Mysql – Optimize query or model, to get an population overview in time

group byindexindex-tuningMySQLoptimization

I think I've got a very simple model and query, but I cannot find a way to make use of indexes to boost performance.

I wonder if there is a trick in my model, or MySQL query, to speed up the execution time to get an overview of my population at a specific time.

I have the following table which holds the status (history) of my users:

CREATE TABLE `status` (
 `id` int(10) unsigned NOT NULL AUTO_INCREMENT,
 `user_id` varchar(9) NOT NULL,
 `status` enum('NEW','REGISTERED','CANCELED') NOT NULL,
 `timestamp` datetime NOT NULL,
 `explanation` varchar(25) NOT NULL,

 PRIMARY KEY (`id`),
 KEY `index1` (`user_id`,`timestamp`,`id`),
 KEY `index2` (`timestamp`,`user_id`,`id`),

) ENGINE=InnoDB DEFAULT CHARSET=utf8

My table will hold a lot of users (5 million), which can have one, or more statuses (so the table will probably hold 10+ million records).
Records are inserted in chronological order, so ID and timestamp are "in sync" (timestamps are not required to be unique, but the autoincrement ID's are)

What I do to get an overview of my population at a specific time is:

SELECT MAX(id) FROM `status` WHERE timestamp <= NOW() GROUP BY user_id;

Which gives me the correct ID's, but since MySQL cannot use indexes when sorting on a column (for the where clause), which is not in the GROUP BY, there is no performance.

The explain tells me:

explain SELECT MAX(id) FROM `status` WHERE timestamp <= NOW() GROUP BY user_id;
+----+-------------+--------+-------+---------------------+---------------------+---------+------+----------+-----------------------------------------------------------+
| id | select_type | table  | type  | possible_keys       | key                 | key_len | ref  | rows     | Extra                                                     |
+----+-------------+--------+-------+---------------------+---------------------+---------+------+----------+-----------------------------------------------------------+
|  1 | SIMPLE      | status | range | index2              | index2              | 8       | NULL | 13897517 | Using where; Using index; Using temporary; Using filesort |
+----+-------------+--------+-------+---------------------+---------------------+---------+------+----------+-----------------------------------------------------------+

Does anyone knows how I can optimize my model, or my query (for instance with subqueries) (, to allow MySQL to make use of indexes), and so boost performance?

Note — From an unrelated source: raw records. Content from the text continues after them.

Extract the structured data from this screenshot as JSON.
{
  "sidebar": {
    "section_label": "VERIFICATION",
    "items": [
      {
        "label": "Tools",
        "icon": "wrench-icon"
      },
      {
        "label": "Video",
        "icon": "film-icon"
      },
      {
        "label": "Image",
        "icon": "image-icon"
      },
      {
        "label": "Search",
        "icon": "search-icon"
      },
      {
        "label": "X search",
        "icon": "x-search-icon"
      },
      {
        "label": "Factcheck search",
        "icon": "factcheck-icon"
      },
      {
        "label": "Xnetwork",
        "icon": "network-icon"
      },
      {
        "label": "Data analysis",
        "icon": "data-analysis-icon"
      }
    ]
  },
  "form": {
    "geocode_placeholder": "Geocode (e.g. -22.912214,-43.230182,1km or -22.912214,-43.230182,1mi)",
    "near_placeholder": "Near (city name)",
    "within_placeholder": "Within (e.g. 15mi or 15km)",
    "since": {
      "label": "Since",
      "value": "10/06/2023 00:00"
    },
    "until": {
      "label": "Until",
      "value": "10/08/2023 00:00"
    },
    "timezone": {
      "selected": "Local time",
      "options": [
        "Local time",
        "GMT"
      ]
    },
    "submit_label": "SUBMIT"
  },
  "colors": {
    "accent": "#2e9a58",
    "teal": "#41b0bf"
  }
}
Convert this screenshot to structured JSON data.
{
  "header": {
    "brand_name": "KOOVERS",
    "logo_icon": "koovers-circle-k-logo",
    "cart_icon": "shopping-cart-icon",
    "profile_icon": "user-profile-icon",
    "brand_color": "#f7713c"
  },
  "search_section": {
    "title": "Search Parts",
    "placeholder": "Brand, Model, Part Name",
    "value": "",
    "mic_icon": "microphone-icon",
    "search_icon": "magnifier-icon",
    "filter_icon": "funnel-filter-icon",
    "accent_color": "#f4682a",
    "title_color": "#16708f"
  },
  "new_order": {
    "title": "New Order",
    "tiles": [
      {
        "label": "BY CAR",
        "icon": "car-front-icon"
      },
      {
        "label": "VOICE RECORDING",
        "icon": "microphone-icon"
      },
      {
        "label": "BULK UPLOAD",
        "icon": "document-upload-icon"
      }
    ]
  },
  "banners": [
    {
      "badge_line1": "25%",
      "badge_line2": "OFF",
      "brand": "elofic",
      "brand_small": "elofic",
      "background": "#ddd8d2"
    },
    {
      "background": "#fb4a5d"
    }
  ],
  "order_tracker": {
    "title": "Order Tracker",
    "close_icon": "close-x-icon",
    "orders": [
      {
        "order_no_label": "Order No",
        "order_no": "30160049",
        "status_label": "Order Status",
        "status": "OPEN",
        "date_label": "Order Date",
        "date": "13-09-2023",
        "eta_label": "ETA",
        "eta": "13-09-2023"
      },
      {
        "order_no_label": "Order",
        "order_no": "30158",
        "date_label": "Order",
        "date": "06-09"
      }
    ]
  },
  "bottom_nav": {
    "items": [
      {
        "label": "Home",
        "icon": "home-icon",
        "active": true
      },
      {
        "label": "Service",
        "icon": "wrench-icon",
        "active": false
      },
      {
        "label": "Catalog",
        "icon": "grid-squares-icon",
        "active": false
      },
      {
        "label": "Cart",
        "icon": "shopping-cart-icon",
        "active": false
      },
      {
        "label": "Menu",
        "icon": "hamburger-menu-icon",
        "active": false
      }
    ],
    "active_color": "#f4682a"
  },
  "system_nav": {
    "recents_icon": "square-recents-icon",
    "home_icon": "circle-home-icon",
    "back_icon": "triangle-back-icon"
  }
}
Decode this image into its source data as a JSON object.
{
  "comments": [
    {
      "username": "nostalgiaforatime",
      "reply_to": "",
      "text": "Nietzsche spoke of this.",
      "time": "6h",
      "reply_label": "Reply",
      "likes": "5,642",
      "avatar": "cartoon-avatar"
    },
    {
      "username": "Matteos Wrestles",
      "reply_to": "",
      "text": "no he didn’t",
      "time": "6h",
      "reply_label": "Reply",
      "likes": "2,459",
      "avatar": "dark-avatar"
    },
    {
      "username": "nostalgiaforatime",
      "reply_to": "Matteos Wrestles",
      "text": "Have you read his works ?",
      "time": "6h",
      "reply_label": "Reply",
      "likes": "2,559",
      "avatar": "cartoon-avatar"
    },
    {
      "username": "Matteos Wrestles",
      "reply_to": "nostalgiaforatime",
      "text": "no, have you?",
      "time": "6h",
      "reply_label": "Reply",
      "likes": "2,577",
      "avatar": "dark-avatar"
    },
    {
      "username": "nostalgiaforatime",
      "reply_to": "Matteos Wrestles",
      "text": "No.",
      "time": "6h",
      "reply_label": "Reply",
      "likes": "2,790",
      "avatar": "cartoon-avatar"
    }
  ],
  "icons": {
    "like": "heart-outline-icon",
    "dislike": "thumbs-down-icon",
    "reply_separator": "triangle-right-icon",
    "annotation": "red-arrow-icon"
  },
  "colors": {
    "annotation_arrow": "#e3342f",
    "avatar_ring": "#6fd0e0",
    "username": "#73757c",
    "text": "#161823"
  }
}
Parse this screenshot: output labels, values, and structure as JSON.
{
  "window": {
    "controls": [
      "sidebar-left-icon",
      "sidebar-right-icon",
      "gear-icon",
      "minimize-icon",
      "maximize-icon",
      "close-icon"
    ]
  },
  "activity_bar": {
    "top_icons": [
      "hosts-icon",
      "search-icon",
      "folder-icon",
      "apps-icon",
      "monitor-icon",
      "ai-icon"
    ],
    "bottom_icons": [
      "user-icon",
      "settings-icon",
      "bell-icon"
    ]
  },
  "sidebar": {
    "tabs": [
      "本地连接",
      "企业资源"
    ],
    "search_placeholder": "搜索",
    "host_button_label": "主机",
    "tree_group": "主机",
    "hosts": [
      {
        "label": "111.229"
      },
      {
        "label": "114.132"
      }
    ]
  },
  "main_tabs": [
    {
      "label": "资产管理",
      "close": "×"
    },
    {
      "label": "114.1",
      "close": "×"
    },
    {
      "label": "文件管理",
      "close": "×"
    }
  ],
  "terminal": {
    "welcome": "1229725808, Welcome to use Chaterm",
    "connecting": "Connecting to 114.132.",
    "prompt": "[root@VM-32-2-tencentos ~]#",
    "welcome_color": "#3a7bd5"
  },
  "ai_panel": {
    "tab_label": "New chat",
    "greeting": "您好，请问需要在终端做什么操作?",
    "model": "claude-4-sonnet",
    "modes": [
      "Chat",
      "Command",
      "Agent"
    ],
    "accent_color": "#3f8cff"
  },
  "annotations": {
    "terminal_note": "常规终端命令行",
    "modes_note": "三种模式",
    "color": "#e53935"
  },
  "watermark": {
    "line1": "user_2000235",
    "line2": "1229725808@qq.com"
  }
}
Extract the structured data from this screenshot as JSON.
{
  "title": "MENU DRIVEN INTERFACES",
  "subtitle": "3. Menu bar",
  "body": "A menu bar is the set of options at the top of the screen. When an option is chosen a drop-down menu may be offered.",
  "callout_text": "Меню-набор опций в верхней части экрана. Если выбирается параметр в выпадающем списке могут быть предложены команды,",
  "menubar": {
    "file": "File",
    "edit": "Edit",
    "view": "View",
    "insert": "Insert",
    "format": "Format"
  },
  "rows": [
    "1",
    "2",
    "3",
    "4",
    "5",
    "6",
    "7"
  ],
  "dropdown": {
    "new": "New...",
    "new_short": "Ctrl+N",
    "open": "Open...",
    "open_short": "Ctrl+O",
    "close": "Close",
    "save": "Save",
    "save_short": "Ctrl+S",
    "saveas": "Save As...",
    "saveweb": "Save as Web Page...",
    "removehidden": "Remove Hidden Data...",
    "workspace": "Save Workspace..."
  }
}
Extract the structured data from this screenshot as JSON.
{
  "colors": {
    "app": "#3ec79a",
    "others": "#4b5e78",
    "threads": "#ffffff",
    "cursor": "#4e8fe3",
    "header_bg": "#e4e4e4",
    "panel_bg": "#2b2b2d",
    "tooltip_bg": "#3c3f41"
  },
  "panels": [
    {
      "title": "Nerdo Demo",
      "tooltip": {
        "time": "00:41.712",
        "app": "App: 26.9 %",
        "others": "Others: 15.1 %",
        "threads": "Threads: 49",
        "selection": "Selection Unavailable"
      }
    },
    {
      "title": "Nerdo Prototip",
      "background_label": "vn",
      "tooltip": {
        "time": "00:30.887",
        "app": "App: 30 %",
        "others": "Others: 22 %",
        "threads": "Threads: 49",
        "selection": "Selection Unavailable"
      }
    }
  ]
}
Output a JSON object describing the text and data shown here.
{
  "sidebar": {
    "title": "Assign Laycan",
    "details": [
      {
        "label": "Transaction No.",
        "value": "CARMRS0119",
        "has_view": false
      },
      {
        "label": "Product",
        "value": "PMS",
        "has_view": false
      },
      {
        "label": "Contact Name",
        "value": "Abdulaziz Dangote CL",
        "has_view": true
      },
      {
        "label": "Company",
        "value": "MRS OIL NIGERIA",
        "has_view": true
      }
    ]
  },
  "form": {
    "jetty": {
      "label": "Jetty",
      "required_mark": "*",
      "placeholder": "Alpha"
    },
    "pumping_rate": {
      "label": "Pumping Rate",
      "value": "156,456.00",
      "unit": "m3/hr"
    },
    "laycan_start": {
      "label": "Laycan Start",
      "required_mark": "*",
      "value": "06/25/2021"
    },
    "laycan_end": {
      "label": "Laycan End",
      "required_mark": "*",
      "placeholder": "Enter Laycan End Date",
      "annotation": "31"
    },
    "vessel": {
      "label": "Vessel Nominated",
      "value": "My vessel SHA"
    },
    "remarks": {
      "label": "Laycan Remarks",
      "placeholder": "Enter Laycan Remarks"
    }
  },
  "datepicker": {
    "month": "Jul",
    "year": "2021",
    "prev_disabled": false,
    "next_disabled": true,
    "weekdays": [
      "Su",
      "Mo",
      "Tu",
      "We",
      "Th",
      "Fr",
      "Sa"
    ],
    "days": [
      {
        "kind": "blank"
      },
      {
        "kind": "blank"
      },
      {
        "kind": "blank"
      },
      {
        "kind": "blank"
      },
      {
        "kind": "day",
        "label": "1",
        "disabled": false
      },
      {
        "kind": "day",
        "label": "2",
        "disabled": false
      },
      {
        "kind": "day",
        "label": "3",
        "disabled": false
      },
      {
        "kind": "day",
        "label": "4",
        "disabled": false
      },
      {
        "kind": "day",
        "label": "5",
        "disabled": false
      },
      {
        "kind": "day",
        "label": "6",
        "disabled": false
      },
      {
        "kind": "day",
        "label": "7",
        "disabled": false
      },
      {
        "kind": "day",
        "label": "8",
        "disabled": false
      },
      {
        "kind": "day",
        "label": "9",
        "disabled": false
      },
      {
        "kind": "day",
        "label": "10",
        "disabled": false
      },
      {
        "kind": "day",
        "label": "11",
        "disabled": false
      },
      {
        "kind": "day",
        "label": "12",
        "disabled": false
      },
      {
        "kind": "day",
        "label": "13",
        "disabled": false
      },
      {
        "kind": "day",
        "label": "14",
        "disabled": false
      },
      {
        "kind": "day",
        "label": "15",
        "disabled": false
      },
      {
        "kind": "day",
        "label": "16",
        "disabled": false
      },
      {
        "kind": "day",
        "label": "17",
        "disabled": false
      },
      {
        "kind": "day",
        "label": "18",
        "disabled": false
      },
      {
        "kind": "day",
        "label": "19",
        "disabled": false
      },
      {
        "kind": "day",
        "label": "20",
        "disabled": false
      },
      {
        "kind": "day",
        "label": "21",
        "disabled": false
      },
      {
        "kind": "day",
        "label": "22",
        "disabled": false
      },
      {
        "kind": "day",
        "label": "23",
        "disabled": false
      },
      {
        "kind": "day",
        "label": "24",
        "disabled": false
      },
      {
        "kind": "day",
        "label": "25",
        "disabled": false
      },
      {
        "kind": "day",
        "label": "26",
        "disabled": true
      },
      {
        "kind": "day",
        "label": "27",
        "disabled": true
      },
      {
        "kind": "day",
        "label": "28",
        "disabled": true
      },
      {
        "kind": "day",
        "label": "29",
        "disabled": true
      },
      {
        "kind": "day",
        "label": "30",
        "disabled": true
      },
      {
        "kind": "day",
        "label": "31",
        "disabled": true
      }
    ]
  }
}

What I eventually want is:

SELECT user_id, status, timestamp, explanation FROM `status` WHERE id IN (
  SELECT MAX(id) FROM `status` WHERE timestamp <= NOW() GROUP BY user_id
);

Best Answer

Ok, i tried to reproduse your case:

mysql> insert into status values (1,'a','NEW',NOW(),'test'); Query OK, 1 row affected (0.00 sec)

mysql> insert into status values (2,'b','NEW',NOW(),'test2'); Query OK, 1 row affected (0.00 sec)

mysql> insert into status values (3,'c','NEW',NOW(),'test3'); Query OK, 1 row affected (0.00 sec)

mysql> explain  SELECT MAX(id) FROM `status` WHERE timestamp <= NOW() GROUP BY user_id;
+----+-------------+--------+-------+---------------+--------+---------+------+------+--------------------------+
| id | select_type | table  | type  | possible_keys | key    | key_len | ref  | rows | Extra                    |
+----+-------------+--------+-------+---------------+--------+---------+------+------+--------------------------+
|  1 | SIMPLE      | status | index | index2        | index1 | 41      | NULL |    3 | Using where; Using index |
+----+-------------+--------+-------+---------------+--------+---------+------+------+--------------------------+

Mysql uses index like you wanted.

And then:

mysql> alter table status drop index index1;
Query OK, 0 rows affected (0.00 sec)
Records: 0  Duplicates: 0  Warnings: 0

mysql> explain  SELECT MAX(id) FROM `status` WHERE timestamp <= NOW() GROUP BY user_id;
+----+-------------+--------+-------+---------------+--------+---------+------+------+-----------------------------------------------------------+
| id | select_type | table  | type  | possible_keys | key    | key_len | ref  | rows | Extra                                                     |
+----+-------------+--------+-------+---------------+--------+---------+------+------+-----------------------------------------------------------+
|  1 | SIMPLE      | status | index | index2        | index2 | 41      | NULL |    3 | Using where; Using index; Using temporary; Using filesort |
+----+-------------+--------+-------+---------------+--------+---------+------+------+-----------------------------------------------------------+
1 row in set (0.00 sec)

The plan is like yours. Please ensure that index1 is really present.

I am runnig mysql 5.5.33-31.1-log You can even try 5.6.

Also please try to force index1 and post the results.